Mobile number portability requests
TRAI · mobile_number_portability_requests
2026-04 · latest point
TRAI recorded 14.74 million MNP requests in April 2026.
This chart tracks monthly Mobile Number Portability requests from TRAI report PDFs. MNP is the system that lets a subscriber try to keep the same number while changing operators. The April 2026 number was 14.74 million requests. It adds a behaviour layer to the connectivity story: users are not only connected, they can also switch. But requests are not completed switches, and they are not unique people.
What is the gender gap online?
In 2025, 76.7% of Indian men used the internet, compared with 63.1% of women. Both numbers have improved sharply since 2018, when the figures were 25% for men and 14.9% for women. But the gap has not vanished.
A household can be connected while women inside it are less connected. Device ownership, permission, safety, language, money, and confidence can all sit between a network and a person. The chart proves the gap. It does not prove every cause.
The gender gap online
World Bank · internet use by sex, latest available
In 2025, 76.7% of men and 63.1% of women used the internet, a 13.6 percentage point gap.
This chart compares internet use by gender in 2018 and 2025. In 2018, 25% of men and 14.9% of women were online, a 10.1 point gap. By 2025, men's use rose to 76.7%, women's to 63.1%, a 13.6 point gap. The gap has widened in absolute percentage points, but both groups have improved dramatically. The proportion of women online quadrupled. Still, a woman in India is significantly less likely to be online than a man. The national average of 70% masks this inequality.

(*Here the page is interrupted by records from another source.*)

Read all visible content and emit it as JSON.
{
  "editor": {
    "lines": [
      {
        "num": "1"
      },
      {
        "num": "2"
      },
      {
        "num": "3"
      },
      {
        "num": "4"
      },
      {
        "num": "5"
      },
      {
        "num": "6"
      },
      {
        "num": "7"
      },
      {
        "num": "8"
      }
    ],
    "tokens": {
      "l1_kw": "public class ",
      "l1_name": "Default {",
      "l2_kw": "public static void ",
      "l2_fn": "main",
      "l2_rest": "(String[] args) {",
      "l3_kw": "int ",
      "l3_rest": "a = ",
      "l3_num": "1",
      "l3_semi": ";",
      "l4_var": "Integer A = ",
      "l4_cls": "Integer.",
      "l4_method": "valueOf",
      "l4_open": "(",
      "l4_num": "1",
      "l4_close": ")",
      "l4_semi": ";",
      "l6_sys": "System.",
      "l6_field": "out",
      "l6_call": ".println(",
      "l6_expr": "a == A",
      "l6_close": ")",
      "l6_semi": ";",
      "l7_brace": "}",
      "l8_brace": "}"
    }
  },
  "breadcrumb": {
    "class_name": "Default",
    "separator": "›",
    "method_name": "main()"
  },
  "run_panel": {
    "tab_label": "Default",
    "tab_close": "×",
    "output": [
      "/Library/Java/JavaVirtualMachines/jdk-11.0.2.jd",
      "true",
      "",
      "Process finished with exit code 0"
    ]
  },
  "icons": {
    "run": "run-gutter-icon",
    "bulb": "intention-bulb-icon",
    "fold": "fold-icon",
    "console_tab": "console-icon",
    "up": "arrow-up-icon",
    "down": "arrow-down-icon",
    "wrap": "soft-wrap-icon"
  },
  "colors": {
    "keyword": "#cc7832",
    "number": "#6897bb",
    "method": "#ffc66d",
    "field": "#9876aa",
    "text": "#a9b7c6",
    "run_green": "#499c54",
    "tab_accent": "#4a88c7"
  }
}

How does India compare with the world?
India's 70% internet use in 2025 sits slightly below the world average of 73.6% and far below China's 91.6%. There is no comparable 2025 figure for the United States, so the chart leaves it out rather than guessing.
The right reading is neither triumph nor shame. India moved fast from almost no internet to majority internet use. It also remains behind countries where internet use is closer to universal. For India, the next battle is not only adding users. It is improving the quality and equality of access.
So the answer is this: India is connected, and the phone made it happen. Cheap data made the connection ordinary. UPI made it useful every day. But a connected country can still be unequal. The next question is who gets a good connection, who controls it, and who is still outside it.
India vs China vs world, internet use
World Bank · latest common year 2024
India's 70% internet use in 2025 is below China's 91.6% and the world average of 73.6%.
This bar chart compares the latest internet usage rates for India, China, and the world. In 2025, India stands at 70%, the world at 73.6%, and China at 91.6%. US data for 2025 is not available. India is slightly below the global average and significantly behind China. This puts India's progress in perspective: impressive from where it started, but there is room to improve. The comparison shows that other large countries have achieved higher penetration, often by investing in fixed broadband and digital literacy.